Being a Mystery to Myself

Mystery

The other day as I was inquiring into some past shadow of mine, again I was hit by the astonishing discovery that I’m a mystery to myself. I honestly think this is one of the most amazing discoveries on the spiritual path. It has this taste of something that is both much more real and alive and simultaneously so unknown to itself. How peculiar it is that we constantly try to find ourselves, define ourselves, build ourselves…only to eventually realize we are a mystery to ourselves!

Digging into Past Shadows

I was sitting with my wife and as our new-found tradition goes, we started going into in-depth spiritual inquiry. It was time to look into a certain psychological shadow that has been haunting me since I don’t know when…I guess something that has been part of my family. I grew up as an Israeli Jew, with an intense Holocaust family background. In my own personal life I’ve suffered from many anxieties and fears, without truly knowing why. When I was 16 I has this energetic-psychological experience that was life-shattering. I won’t go into detail here. But since then, there was a before and after for me.

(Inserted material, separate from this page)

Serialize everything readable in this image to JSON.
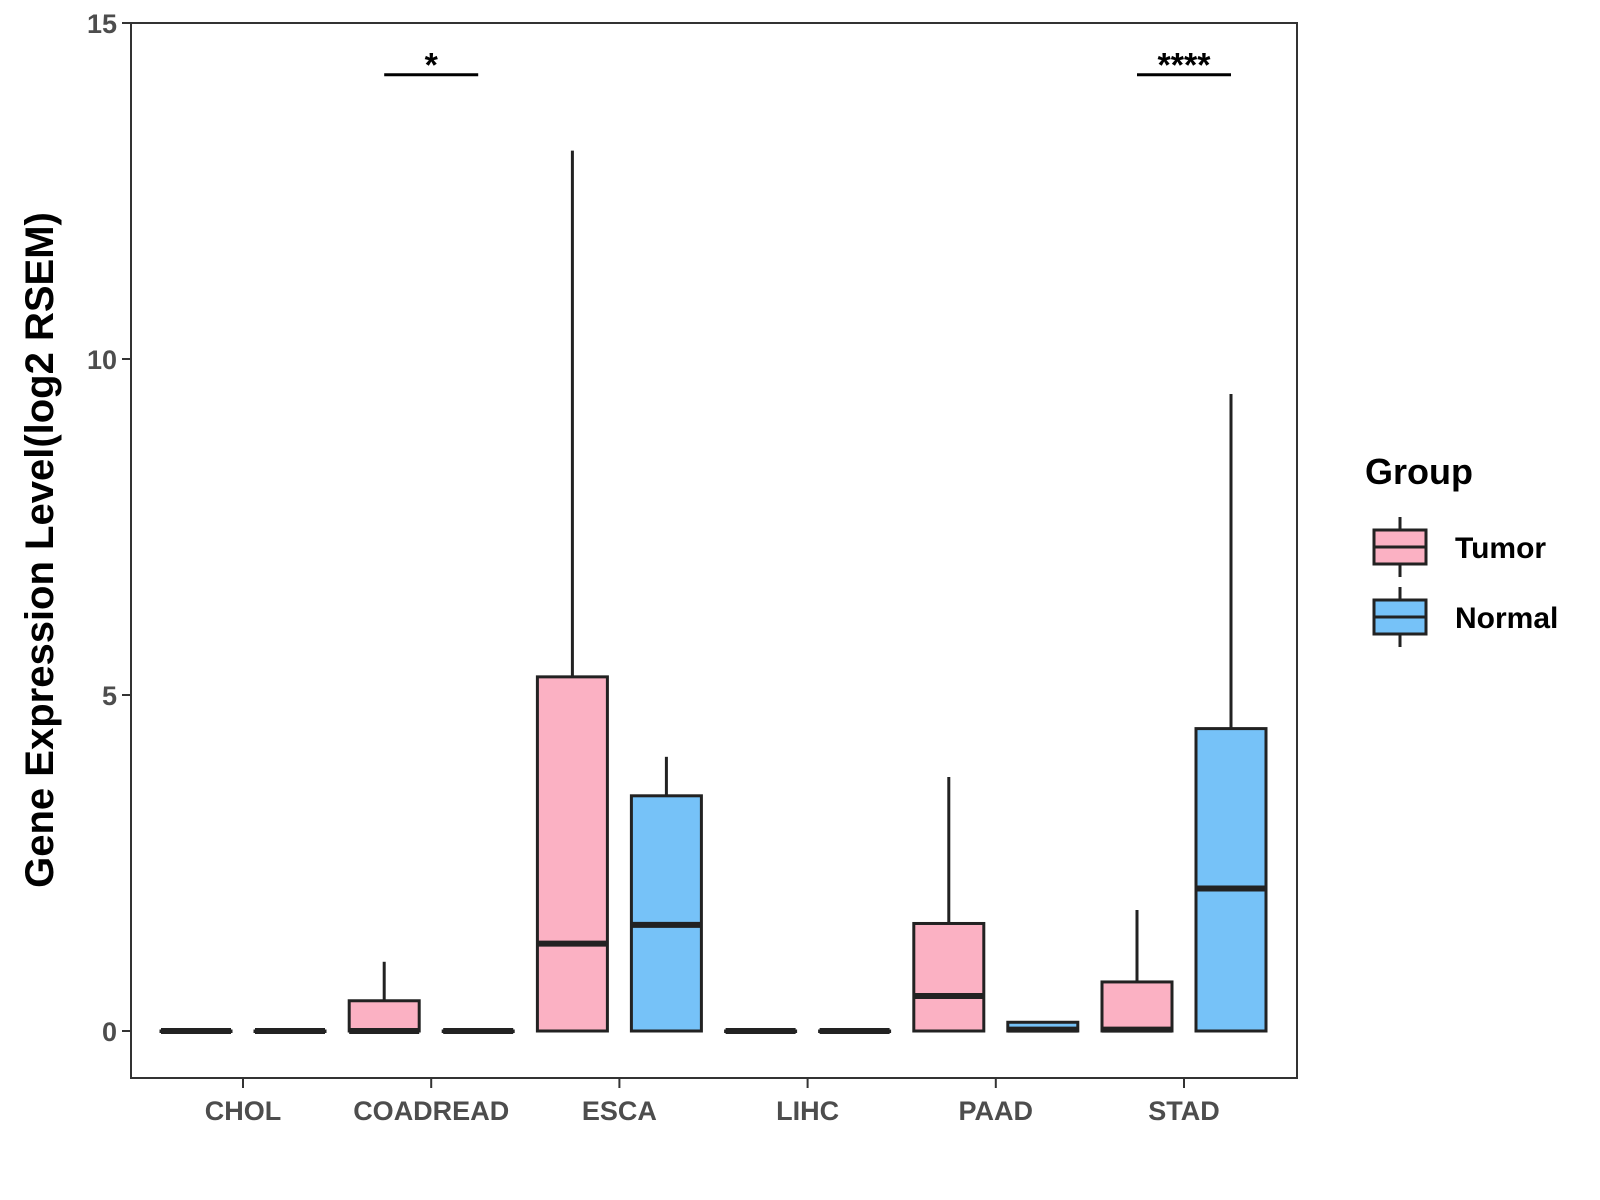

For years I wanted to go back to how it was before but couldn’t. Sometimes the pain would be unbearable. But in this inquiry with my wife, I started looking at my grandmother’s influence on me, and subsequently my father’s as well. My grandma lost her entire family (3 siblings and 2 parents) and had to flee Warsaw at the age of 16 after the Germans attacked. Her entire life she was bitter (albeit being a great grandmother) and deeply deeply sad. You could feel that she couldn’t let go. She always told me how awesome her family was. This sorrow, grief and madness of war memories was an energy I grew up with. But why am I telling you this?

Not Owning, Not Becoming

Let me explain…
As I went deeper and came close to these past memories, I started realizing the depth of consciousness looking at all this content. The story of my family background, my identification with a certain grandmother, and a certain father etc. And as that happened, the identification started to fade and consciousness remained unattached. As it stood dis-identified, it became clear that all of this is a story – me as someone who has a family, parents, a grandmother. I am simply a mystery to myself, unknown and undefined. While I experienced interacting with a grandmother, she was never “mine”, nor did I at any point become “my family”. I was always just this pure, innocent, mysterious consciousness that never becomes anything and never possesses a thing. Now that’s mind-blowing isn’t it! As consciousness I have no past and no story attached to me.

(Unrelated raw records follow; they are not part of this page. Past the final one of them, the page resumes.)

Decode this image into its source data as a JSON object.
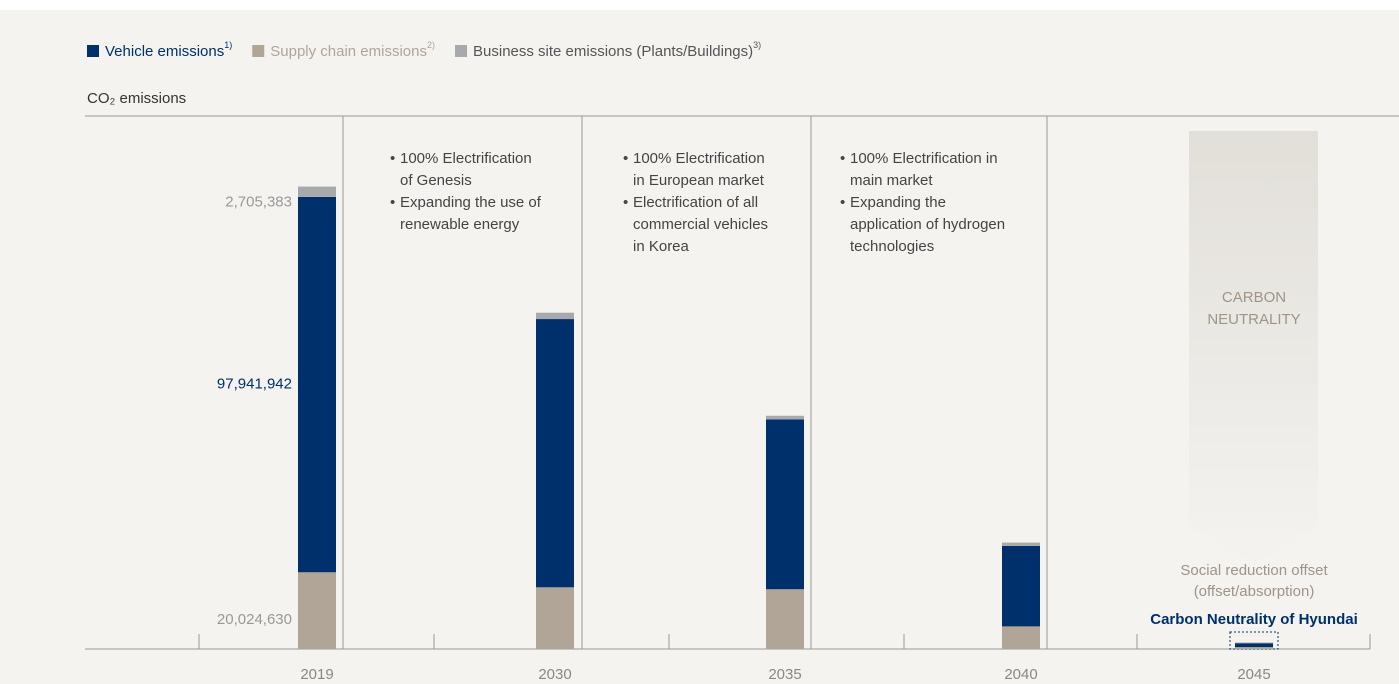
{
  "chart_data": {
    "type": "stacked_bar",
    "ylabel": "CO₂ emissions",
    "categories": [
      "2019",
      "2030",
      "2035",
      "2040",
      "2045"
    ],
    "series": [
      {
        "name": "Supply chain emissions",
        "footnote": "2)",
        "color": "#b0a597",
        "values": [
          20024630,
          16100000,
          15600000,
          5900000,
          500000
        ],
        "value_labels": [
          "20,024,630",
          null,
          null,
          null,
          null
        ]
      },
      {
        "name": "Vehicle emissions",
        "footnote": "1)",
        "color": "#00306b",
        "values": [
          97941942,
          70000000,
          44300000,
          21000000,
          1000000
        ],
        "value_labels": [
          "97,941,942",
          null,
          null,
          null,
          null
        ]
      },
      {
        "name": "Business site emissions (Plants/Buildings)",
        "footnote": "3)",
        "color": "#a8a9ad",
        "values": [
          2705383,
          1660000,
          960000,
          870000,
          200000
        ],
        "value_labels": [
          "2,705,383",
          null,
          null,
          null,
          null
        ]
      }
    ],
    "legend_order": [
      1,
      0,
      2
    ],
    "ylim": [
      0,
      125000000
    ],
    "notes": [
      [
        [
          "100% Electrification",
          "of Genesis"
        ],
        [
          "Expanding the use of",
          "renewable energy"
        ]
      ],
      [
        [
          "100% Electrification",
          "in European market"
        ],
        [
          "Electrification of all",
          "commercial vehicles",
          "in Korea"
        ]
      ],
      [
        [
          "100% Electrification in",
          "main market"
        ],
        [
          "Expanding the",
          "application of hydrogen",
          "technologies"
        ]
      ]
    ],
    "arrow_label": [
      "CARBON",
      "NEUTRALITY"
    ],
    "offset_label": [
      "Social reduction offset",
      "(offset/absorption)"
    ],
    "final_label": "Carbon Neutrality of Hyundai"
  }
}
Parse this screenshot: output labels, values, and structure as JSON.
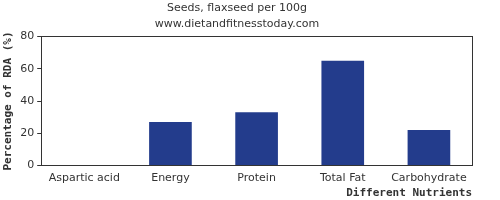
{
  "chart_data": {
    "type": "bar",
    "title": "Seeds, flaxseed per 100g",
    "subtitle": "www.dietandfitnesstoday.com",
    "x_label": "Different Nutrients",
    "y_label": "Percentage of RDA (%)",
    "categories": [
      "Aspartic acid",
      "Energy",
      "Protein",
      "Total Fat",
      "Carbohydrate"
    ],
    "values": [
      0,
      27,
      33,
      65,
      22
    ],
    "color": "#233c8c",
    "ylim": [
      0,
      80
    ],
    "yticks": [
      0,
      20,
      40,
      60,
      80
    ],
    "grid": false
  }
}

The deeper I looked into this, I started realizing that our entire life we can believe in a certain trauma, a recurring pain, because it is tied to a narrative we believe is us. And so one important piece perhaps in releasing ourselves from trauma, is the realization that we do not belong to anything but ourselves, nor do we possess things, people or places. Because then we can untie our sense of identity from those traumatizing memories that we link to places, people and things, and feel the restoration of a non-fractured sense of self. But of course it can be scary to just let go into this knowledge. We are brought up to believe we need to remember who we are, that our memories are us and that without them, we are nothing. But is that truly so?

Mystery and Memory

Recognizing our true nature is directly linked to our ability to let go of control. And it’s not only a control on the level of controlling events and things, but the control of knowing. We want to know who we are, where we come from, what’s our name, who are our parents and so on. It gives us a sense of security. Or at least so we were taught to believe. The awakening process into consciousness requires a progressive letting go of all of these attachments and an agreement and maturity to not be defined anymore by psychological narratives, memories and images of known things. We come to know ourselves by simply being ourselves.

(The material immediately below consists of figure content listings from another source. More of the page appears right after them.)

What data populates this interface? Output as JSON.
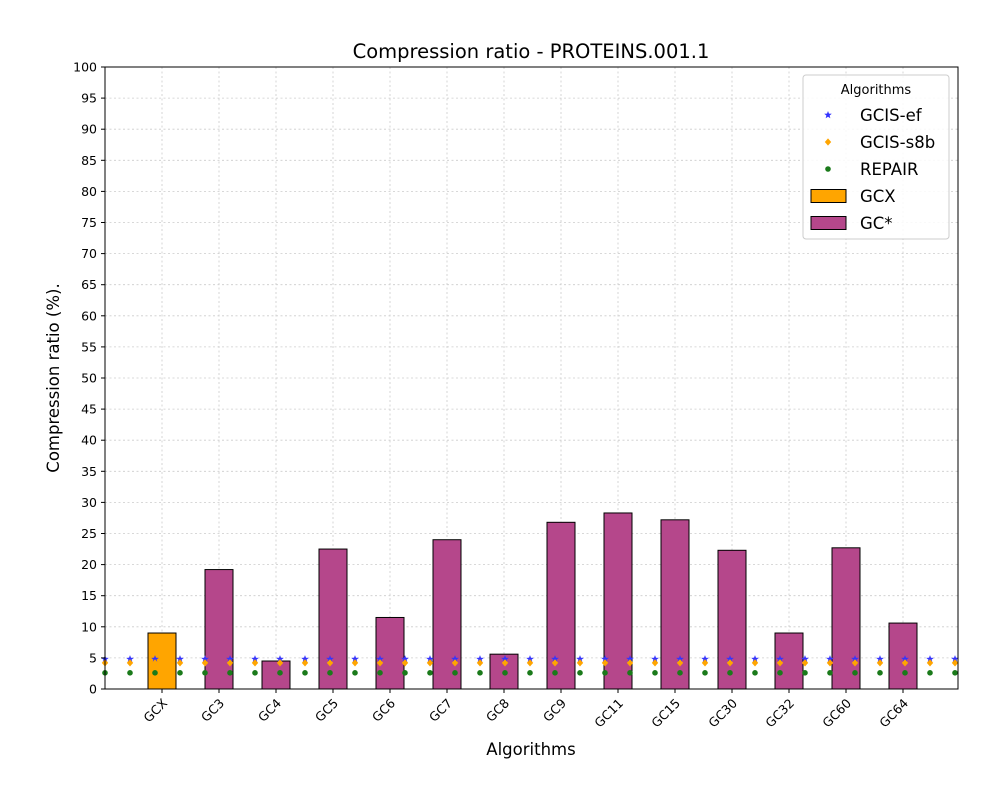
{
  "chart_data": {
    "type": "bar",
    "title": "Compression ratio -  PROTEINS.001.1",
    "xlabel": "Algorithms",
    "ylabel": "Compression ratio (%).",
    "ylim": [
      0,
      100
    ],
    "yticks": [
      0,
      5,
      10,
      15,
      20,
      25,
      30,
      35,
      40,
      45,
      50,
      55,
      60,
      65,
      70,
      75,
      80,
      85,
      90,
      95,
      100
    ],
    "grid": true,
    "legend_title": "Algorithms",
    "legend_position": "top-right",
    "categories": [
      "GCX",
      "GC3",
      "GC4",
      "GC5",
      "GC6",
      "GC7",
      "GC8",
      "GC9",
      "GC11",
      "GC15",
      "GC30",
      "GC32",
      "GC60",
      "GC64"
    ],
    "bar_series": [
      {
        "name": "GCX",
        "color": "#ffa500",
        "categories": [
          "GCX"
        ],
        "values": [
          9.0
        ]
      },
      {
        "name": "GC*",
        "color": "#b5478b",
        "categories": [
          "GC3",
          "GC4",
          "GC5",
          "GC6",
          "GC7",
          "GC8",
          "GC9",
          "GC11",
          "GC15",
          "GC30",
          "GC32",
          "GC60",
          "GC64"
        ],
        "values": [
          19.2,
          4.5,
          22.5,
          11.5,
          24.0,
          5.6,
          26.8,
          28.3,
          27.2,
          22.3,
          9.0,
          22.7,
          10.6
        ]
      }
    ],
    "reference_series": [
      {
        "name": "GCIS-ef",
        "color": "#3333ff",
        "marker": "star",
        "value": 4.8
      },
      {
        "name": "GCIS-s8b",
        "color": "#ffa500",
        "marker": "diamond",
        "value": 4.2
      },
      {
        "name": "REPAIR",
        "color": "#1a7a1a",
        "marker": "circle",
        "value": 2.6
      }
    ],
    "legend_entries": [
      {
        "name": "GCIS-ef",
        "kind": "marker",
        "marker": "star",
        "color": "#3333ff"
      },
      {
        "name": "GCIS-s8b",
        "kind": "marker",
        "marker": "diamond",
        "color": "#ffa500"
      },
      {
        "name": "REPAIR",
        "kind": "marker",
        "marker": "circle",
        "color": "#1a7a1a"
      },
      {
        "name": "GCX",
        "kind": "patch",
        "color": "#ffa500"
      },
      {
        "name": "GC*",
        "kind": "patch",
        "color": "#b5478b"
      }
    ]
  }
}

But the being itself is a pure aliveness, an openness without any information inside it. That’s again why I say that I’m a mystery to myself. Although I am myself, I do not KNOW anything in that being. It remains empty and undefined. In other words, the mystery that I am can exist and live without a memory as its identity. Now this is a crucial point – memory is important for functionality but not as an identity. I as mystery, remain undefined by images, narratives and memory on the level of identity, but on the level of functionality, I use memories to function as a social being. But no amount of memories can disturb or change the fact that I’m a mystery to myself.

Mystery and Liberation

I guess I’m writing this blog post because the discovery of our own mystery is in the end our liberation. It’s a liberation from needing to be defined and from needing to become someone in the world. A liberation from trying to define your very existence by subjecting yourself to the world of thought. This liberation is emancipation and something we all want. But what’s so amazing in my opinion, is that I can never HAVE that freedom, I can never OWN it…rather, I can only be it and forget myself in it. I die to what I thought myself to be and remain free, remain a mystery to myself.